Pidcock looks like a slightly embarrassed compliment. But this is not a person who lacks self-confidence. After the classic season is over, he will take a break to go mountain biking – he wants to defend his MTB gold in Paris next year – but after that, all systems go to the Tour.

Tom Pidcock with a gold medal - REUTERS/Matthew Childs
Tom Pidcock with a gold medal – REUTERS/Matthew Childs

When asked how quickly he expected to challenge the likes of Pogacar and Wingegaard on the biggest stage of them all – Pidcock lasted two weeks in the top 10 last year before dropping to 16th – he didn’t flinch. “At the moment, I want to win stages right away,” he replies. “Obviously after last year I will have less and less freedom to be able to take breaks and win like I did last year.

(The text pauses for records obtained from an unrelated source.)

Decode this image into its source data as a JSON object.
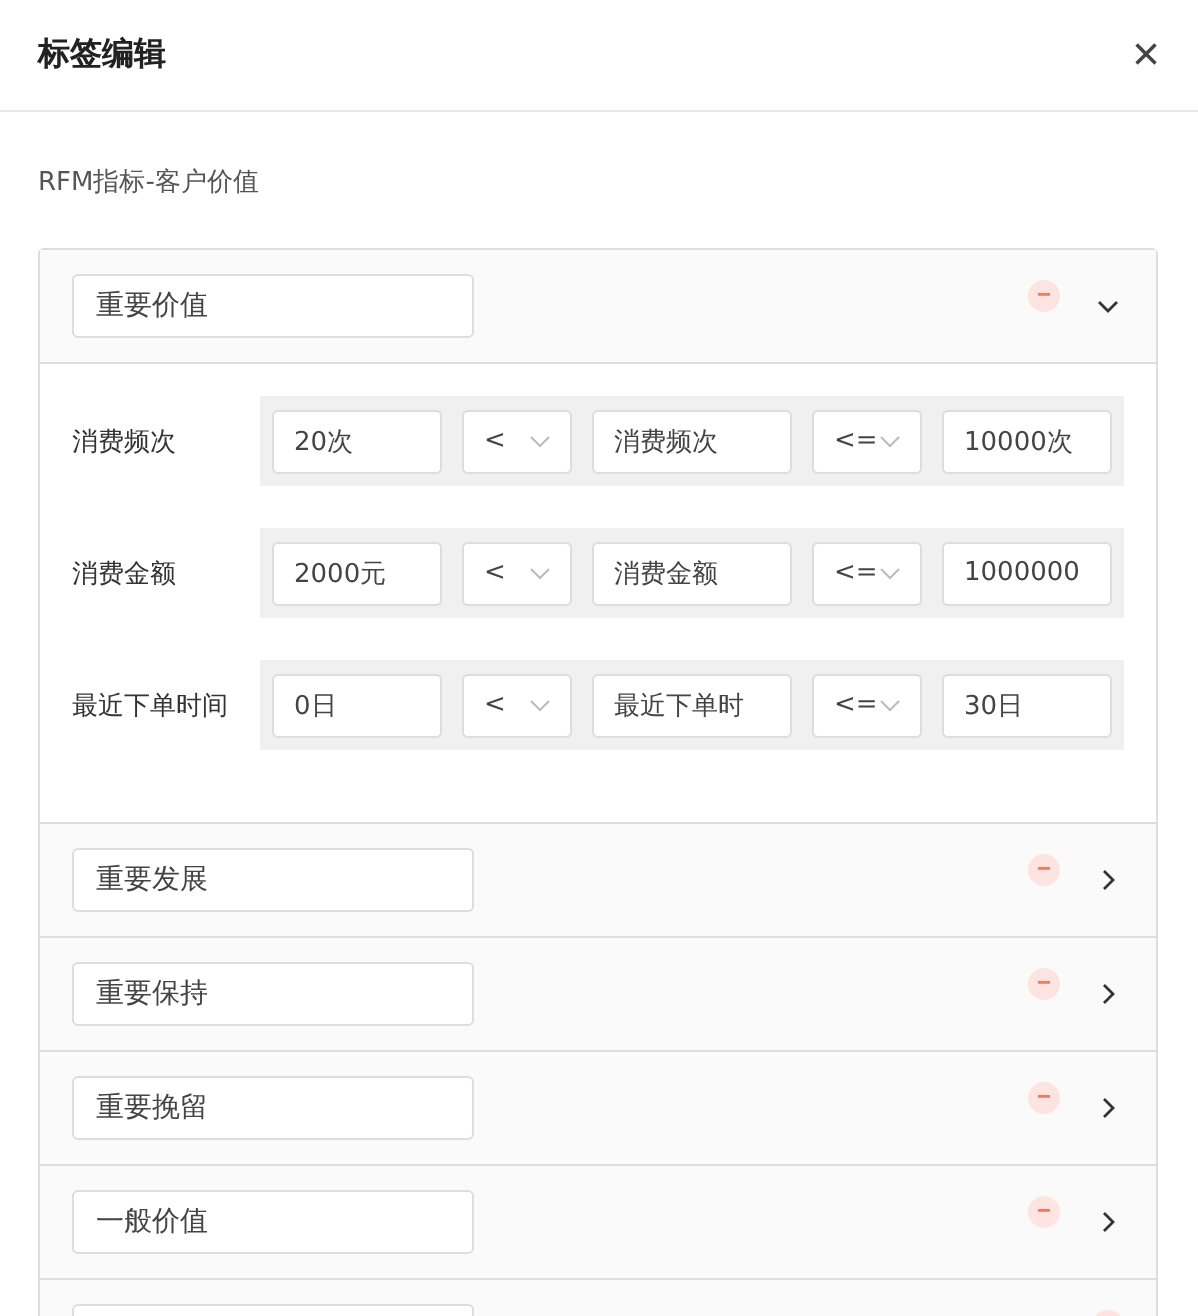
{
  "dialog": {
    "title": "标签编辑",
    "close": "×"
  },
  "subtitle": "RFM指标-客户价值",
  "groups": [
    {
      "name": "重要价值",
      "expanded": true,
      "rules": [
        {
          "label": "消费频次",
          "min": "20次",
          "op1": "<",
          "field": "消费频次",
          "op2": "<=",
          "max": "10000次"
        },
        {
          "label": "消费金额",
          "min": "2000元",
          "op1": "<",
          "field": "消费金额",
          "op2": "<=",
          "max": "1000000"
        },
        {
          "label": "最近下单时间",
          "min": "0日",
          "op1": "<",
          "field": "最近下单时",
          "op2": "<=",
          "max": "30日"
        }
      ]
    },
    {
      "name": "重要发展",
      "expanded": false
    },
    {
      "name": "重要保持",
      "expanded": false
    },
    {
      "name": "重要挽留",
      "expanded": false
    },
    {
      "name": "一般价值",
      "expanded": false
    },
    {
      "expanded": false
    }
  ]
}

So yes, the next step in my development is a direct victory in the stages.

And the yellow jersey? “In the future, yes, why not? “I think I know myself well enough. I know what my limits are. Whether it’s mountain biking or the Olympics or cross country or where I can get to the classics… I feel like when I believe it’s possible to win something, I still haven’t been wrong.”